Geiwitz versichert hingegen, die Investorensuche befinde sich "voll im Plan". Erste ernstzunehmende Angebote seien eingegangen.Die Sanierung laufe plangemäß. Wie stets kommuniziert sei dies anspruchsvoll Prozess und auch die "Stand-alone-Lösung" weiter machbar.

Man habe allerdings auch nie versprochen, das Darlehen von rund 71 Millionen Euro innerhalb der nächsten sechs Monate aus dem laufenden Cash-Flow zurück zu zahlen. Dies werde jedoch beispielsweise durch die Veräußerung werthaltiger Unternehmensteile möglich.

Baden-Württemberg entscheidet heute

Trotzdem hat das PwC-Gutachten schon für neue Unruhe gesorgt. Niedersachsens Wirtschaftsminister Jörg Bode (FDP) etwa fordert nun, alle bisherigen Überlegungen zur Zukunft der insolventen Drogeriekette Schlecker erneut zu prüfen.

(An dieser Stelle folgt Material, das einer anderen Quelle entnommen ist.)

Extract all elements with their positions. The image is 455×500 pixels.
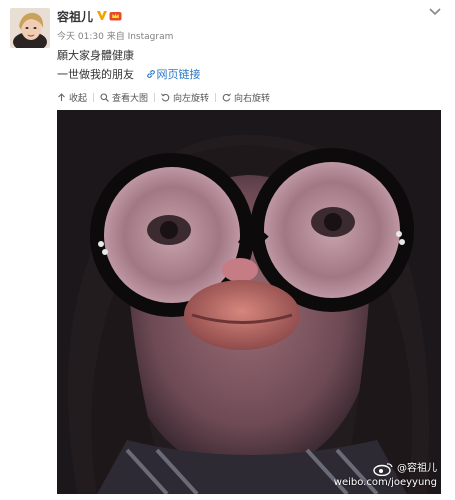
collapse-button[interactable]: 收起 [57, 91, 87, 104]
watermark-url: weibo.com/joeyyung [333, 477, 437, 488]
rotate-right-button[interactable]: 向右旋转 [222, 91, 270, 104]
magnify-icon [100, 92, 109, 102]
photo-illustration [57, 110, 441, 494]
toolbar-divider [93, 92, 95, 102]
view-large-label: 查看大图 [112, 93, 149, 104]
verified-v-icon [97, 11, 107, 20]
web-link[interactable]: 网页链接 [146, 68, 201, 81]
weibo-post-card: 容祖儿 今天 01:30 来自 Instagram 願大家身體健康 一世做我的朋… [0, 0, 455, 500]
link-icon [146, 69, 155, 79]
collapse-label: 收起 [69, 93, 88, 104]
watermark-handle: @容祖儿 [397, 463, 437, 474]
post-text-line2-content: 一世做我的朋友 [57, 68, 134, 81]
arrow-up-icon [58, 92, 65, 101]
rotate-left-button[interactable]: 向左旋转 [161, 91, 209, 104]
web-link-label: 网页链接 [156, 68, 201, 81]
rotate-left-label: 向左旋转 [173, 93, 210, 104]
post-source[interactable]: Instagram [128, 32, 174, 42]
rotate-left-icon [161, 93, 170, 102]
watermark-handle-row: @容祖儿 [334, 462, 437, 476]
via-label: 来自 [106, 32, 125, 42]
author-name[interactable]: 容祖儿 [57, 8, 93, 25]
image-toolbar: 收起 查看大图 向左旋转 向右旋转 [57, 90, 270, 104]
vip-crown-icon[interactable] [109, 9, 122, 21]
avatar[interactable] [10, 8, 50, 48]
view-large-button[interactable]: 查看大图 [100, 91, 148, 104]
post-text-line2: 一世做我的朋友 网页链接 [57, 66, 201, 82]
weibo-logo-icon [373, 463, 393, 476]
post-text-line1: 願大家身體健康 [57, 49, 134, 62]
toolbar-divider [215, 92, 217, 102]
chevron-down-icon[interactable] [429, 6, 441, 16]
rotate-right-icon [222, 93, 231, 102]
photo-watermark: @容祖儿 weibo.com/joeyyung [334, 462, 437, 490]
toolbar-divider [154, 92, 156, 102]
rotate-right-label: 向右旋转 [234, 93, 271, 104]
post-photo[interactable]: @容祖儿 weibo.com/joeyyung [57, 110, 441, 494]
post-timestamp[interactable]: 今天 01:30 [57, 32, 104, 42]
post-meta: 今天 01:30 来自 Instagram [57, 29, 173, 42]
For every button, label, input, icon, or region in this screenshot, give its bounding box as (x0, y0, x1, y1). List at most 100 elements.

Mehrere Bundesländer wollen an diesem Dienstag entscheiden, ob sie sich an einer Bürgschaft zur Absicherung einer Auffanglösung für die 11.000 vor der Entlassung stehenden Schlecker-Beschäftigten beteiligen.

Das letzte Wort über die Gründung der Transfergesellschaft fällt aber erst am Mittwoch. Dann will die grün-rote Regierung in Baden-Württemberg beschließen, ob sie mit einer Bürgschaft von rund 70 Millionen Euro in Vorleistung geht und damit den Weg für die Transfergesellschaft ebnet, die über sechs Monate die betroffenen Schlecker-Mitarbeiter auffangen soll.